I am a runner. Not the physical, race-type runner (I get winded after one block), but a runner just the same. I am really good at running away from things. I feel like maybe I’ve mastered the art of running from who I am.
I am an artist. I know this for sure. But it is the one thing I am most scared of. It’s like I know I have all this creativity inside dying to be cultivated, but sometimes I can’t seem to move! And so instead of trying to work on my artistic vision, I run away from it.
Let me explain: Being an artist takes both discipline and honesty. Both are necessary to cultivate my passion of singing and songwriting, and both are things from which I run.
As far as discipline goes, sometimes my mind is bombarded with thoughts of how I should have spent my time to truly develop my craft. Like this morning. I know I should have sat down and played 15 scales on the piano before I did anything else, or I know I should be more disciplined to take risks and mess around with different writing forms. But I didn’t because it is work. My stubbornness tells me that I don’t want to sit down in front of the piano, and that I don’t want to see those keys begging me to create something of meaning. So, I ran from the hard work. And running breeds self-doubt within myself. I start doubting if I can still do the scales well or if my experimentation with new forms of writing will lead to anything good. Sometimes I question if I even like what I do.

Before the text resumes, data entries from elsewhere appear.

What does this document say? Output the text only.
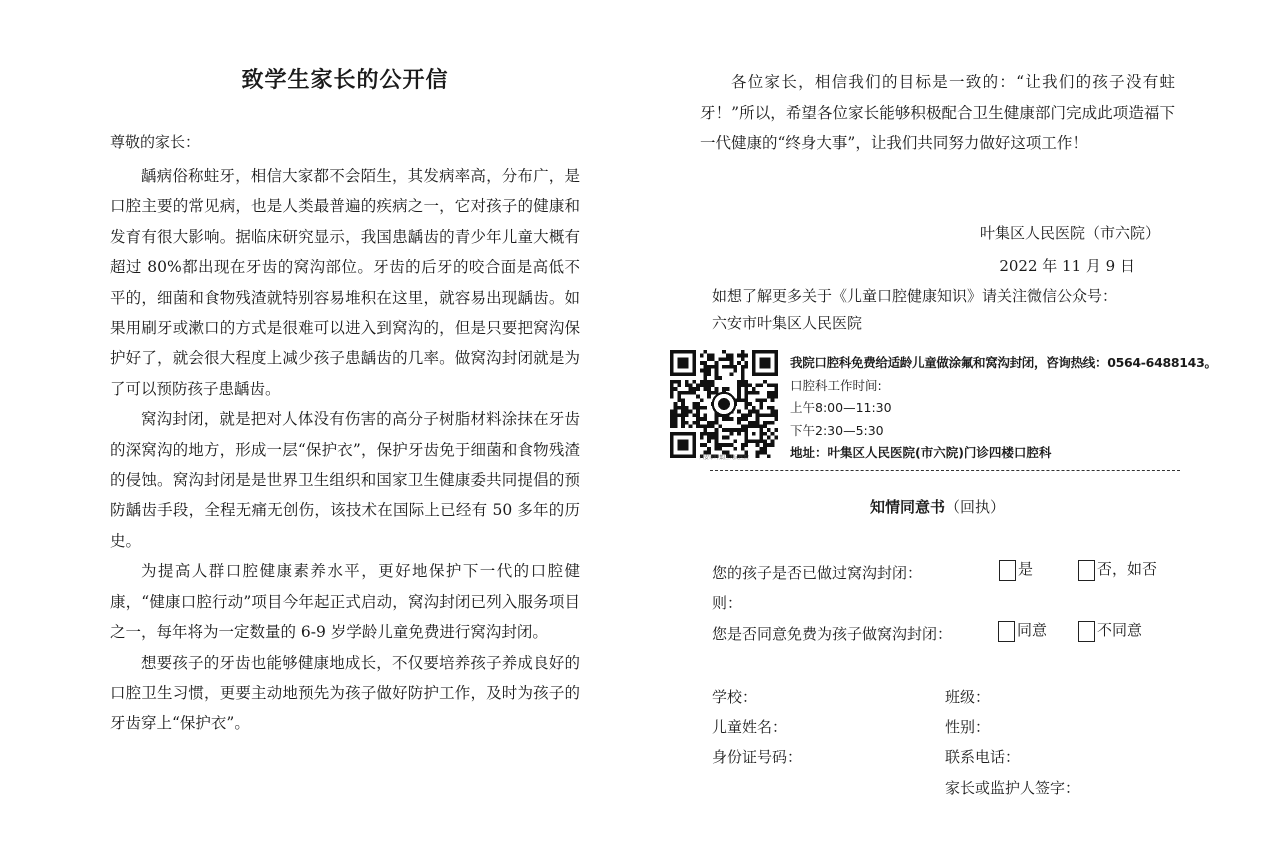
致学生家长的公开信
尊敬的家长：

龋病俗称蛀牙，相信大家都不会陌生，其发病率高，分布广，是口腔主要的常见病，也是人类最普遍的疾病之一，它对孩子的健康和发育有很大影响。据临床研究显示，我国患龋齿的青少年儿童大概有超过 80%都出现在牙齿的窝沟部位。牙齿的后牙的咬合面是高低不平的，细菌和食物残渣就特别容易堆积在这里，就容易出现龋齿。如果用刷牙或漱口的方式是很难可以进入到窝沟的，但是只要把窝沟保护好了，就会很大程度上减少孩子患龋齿的几率。做窝沟封闭就是为了可以预防孩子患龋齿。

窝沟封闭，就是把对人体没有伤害的高分子树脂材料涂抹在牙齿的深窝沟的地方，形成一层“保护衣”，保护牙齿免于细菌和食物残渣的侵蚀。窝沟封闭是是世界卫生组织和国家卫生健康委共同提倡的预防龋齿手段，全程无痛无创伤，该技术在国际上已经有 50 多年的历史。

为提高人群口腔健康素养水平，更好地保护下一代的口腔健康，“健康口腔行动”项目今年起正式启动，窝沟封闭已列入服务项目之一，每年将为一定数量的 6-9 岁学龄儿童免费进行窝沟封闭。

想要孩子的牙齿也能够健康地成长，不仅要培养孩子养成良好的口腔卫生习惯，更要主动地预先为孩子做好防护工作，及时为孩子的牙齿穿上“保护衣”。

各位家长，相信我们的目标是一致的：“让我们的孩子没有蛀牙！”所以，希望各位家长能够积极配合卫生健康部门完成此项造福下一代健康的“终身大事”，让我们共同努力做好这项工作！
叶集区人民医院（市六院）
2022 年 11 月 9 日
如想了解更多关于《儿童口腔健康知识》请关注微信公众号：
六安市叶集区人民医院
六安市叶集区人民医院
我院口腔科免费给适龄儿童做涂氟和窝沟封闭，咨询热线：0564-6488143。
口腔科工作时间:
上午8:00—11:30
下午2:30—5:30
地址：叶集区人民医院(市六院)门诊四楼口腔科
知情同意书（回执）
您的孩子是否已做过窝沟封闭：	是	否，如否
则：
您是否同意免费为孩子做窝沟封闭：	同意	不同意
学校：	班级：
儿童姓名：	性别：
身份证号码：	联系电话：
家长或监护人签字：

I also run from the honesty part of being an artist. One thing I do as an artist is write. And songwriting, for it to be truly meaningful, needs to come from a place of vulnerability, a place of being totally stripped and of being able to feel as deeply as possible. It means being completely aware of myself and having confidence in my own experiences. Trusting my voice. Trusting that I actually have something to say. This part is what is so scary. I run away from doing the internal work to produce something for people. I run because of self-doubt. Doubt that I won’t be honest with myself. Doubt that my honesty won’t be enough for others. My time is spent watching others, rather than sitting down and doing the dirty work of being vulnerable. I find every excuse to not discover or create.
But I’m tired of running.
I used to think I could do anything and write anything and be relatively satisfied. But because I run from both my discipline and honesty, I’ve felt a lack of creativity for the past year. And it hasn’t been fun. Feels like I’ve lost some connection with myself because I haven’t created in a while.
It’s like I know I have this idea of what others expect out of me and what I expect of myself, and most of the time I don’t measure up. My pride says I don’t want to produce anything but beauty and genius, but I know I have to sort through the garbage first. I desire for my work to count, for it to hold some meaning, but it certainly won’t be perfect every time. Everything is a work in progress, and the truth is that I have to start somewhere. I have to stop running. I have to stop running from myself and realize there is still time to change.
The next time I am tempted to run from either hard work or authentic expression, I will STOP a sec, CATCH my breath and ask…Am I running out of fear? Am I running because I’m afraid I’m not good enough? If the answer is yes, then it’s time to turn around and face my fears head on so that I can overcome them.
Change doesn’t happen overnight, but I’ve decided to hang up my running shoes and try just the same. Who knows, maybe I’ll actually learn to find my true stride.
My name is Andrea Rizzo. I’ve been with STONES for 12 years. I’ve studied music in Chicago, and I now currently live on Hilton Head Island in South Carolina, engaged to be married! I sing a little, dance a little and laugh a little. My heart desires to see generations of women and young girls know their worth, and I know the message of STONES is doing just that.